Huge increase past 10 years.
fred.stlouisfed.org

But debt to equity (high stock market value) and debt coverage ratio (very low interest rates) make it manageable for now?

Amazing only mortgage debt has not risen dramatically past decade.. Only hope for growth going forward?



To: RetiredNow who wrote (1036)7/11/2019 10:41:19 AM
From: John Vosilla  Read Replies (1) | Respond to of 1504
 
Are you positioned well for the next downturn?

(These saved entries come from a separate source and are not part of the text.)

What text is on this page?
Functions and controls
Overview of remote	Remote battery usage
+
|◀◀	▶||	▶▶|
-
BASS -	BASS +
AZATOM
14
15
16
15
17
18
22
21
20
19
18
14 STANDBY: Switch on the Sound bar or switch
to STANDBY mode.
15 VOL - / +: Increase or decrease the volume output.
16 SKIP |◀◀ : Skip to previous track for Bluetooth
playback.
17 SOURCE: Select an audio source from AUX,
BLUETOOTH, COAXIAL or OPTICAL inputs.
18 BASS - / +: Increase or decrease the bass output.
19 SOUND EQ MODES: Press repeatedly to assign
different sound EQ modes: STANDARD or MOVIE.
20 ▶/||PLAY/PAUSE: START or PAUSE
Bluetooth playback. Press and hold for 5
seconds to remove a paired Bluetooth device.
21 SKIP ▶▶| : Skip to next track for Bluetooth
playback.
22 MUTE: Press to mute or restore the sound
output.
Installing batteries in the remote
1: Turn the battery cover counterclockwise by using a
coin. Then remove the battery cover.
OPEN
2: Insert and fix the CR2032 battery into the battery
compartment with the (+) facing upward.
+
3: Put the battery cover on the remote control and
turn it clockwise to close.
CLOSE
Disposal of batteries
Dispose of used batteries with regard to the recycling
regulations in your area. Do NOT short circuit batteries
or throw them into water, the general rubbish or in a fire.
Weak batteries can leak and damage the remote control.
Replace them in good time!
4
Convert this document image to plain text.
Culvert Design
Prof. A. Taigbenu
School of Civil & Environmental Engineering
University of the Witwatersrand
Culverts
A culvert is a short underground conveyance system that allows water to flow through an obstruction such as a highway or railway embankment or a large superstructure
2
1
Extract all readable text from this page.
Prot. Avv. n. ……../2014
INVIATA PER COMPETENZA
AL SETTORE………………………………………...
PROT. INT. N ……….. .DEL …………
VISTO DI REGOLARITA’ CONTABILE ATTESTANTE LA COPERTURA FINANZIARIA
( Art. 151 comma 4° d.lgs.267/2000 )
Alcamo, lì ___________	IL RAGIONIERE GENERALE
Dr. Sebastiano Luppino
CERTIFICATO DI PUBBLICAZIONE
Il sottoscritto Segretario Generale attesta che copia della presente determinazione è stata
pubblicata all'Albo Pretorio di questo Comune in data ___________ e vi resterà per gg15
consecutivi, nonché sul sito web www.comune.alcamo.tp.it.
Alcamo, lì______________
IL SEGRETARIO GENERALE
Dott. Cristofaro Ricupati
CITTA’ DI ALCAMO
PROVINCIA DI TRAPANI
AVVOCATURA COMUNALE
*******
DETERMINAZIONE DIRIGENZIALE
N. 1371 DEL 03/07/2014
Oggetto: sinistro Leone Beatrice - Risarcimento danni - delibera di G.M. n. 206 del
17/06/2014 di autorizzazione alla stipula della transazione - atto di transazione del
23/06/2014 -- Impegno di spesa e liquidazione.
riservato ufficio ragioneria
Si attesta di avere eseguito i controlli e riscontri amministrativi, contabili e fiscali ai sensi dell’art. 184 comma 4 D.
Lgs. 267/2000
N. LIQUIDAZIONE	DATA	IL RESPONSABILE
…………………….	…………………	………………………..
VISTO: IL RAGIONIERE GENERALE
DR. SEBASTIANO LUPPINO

Different position than most here as I haven't owned stocks since 2012. Been selling most of my RE the past 18 months putting it in floating rate bond funds. I need to keep busy also have people that need me in the game so now doing quick foreclosure fix and flip going forward till I see inventory build up much more than now..

Noticing single family inventory homes on the market well over 12 months at higher end much of country for McMansions over 3k sf living area.. Much due to overbuilding. In FL the difference between starter home and middle market below the median price points compared to McMansions is huge. Been selling my remodeled starter homes in markets with only 2-3 months inventory move quickly. But also sold two that were above the median price points took a very long time. NYC our largest market has over a year inventory as do high end communities without any overbuilding like Santa Barbara and Beverly Hills in CA.. Also noticing many markets in affordable industrial midwest from Pittsburgh to Grand Rapids have tons of inventory as well kind of shocked me the most.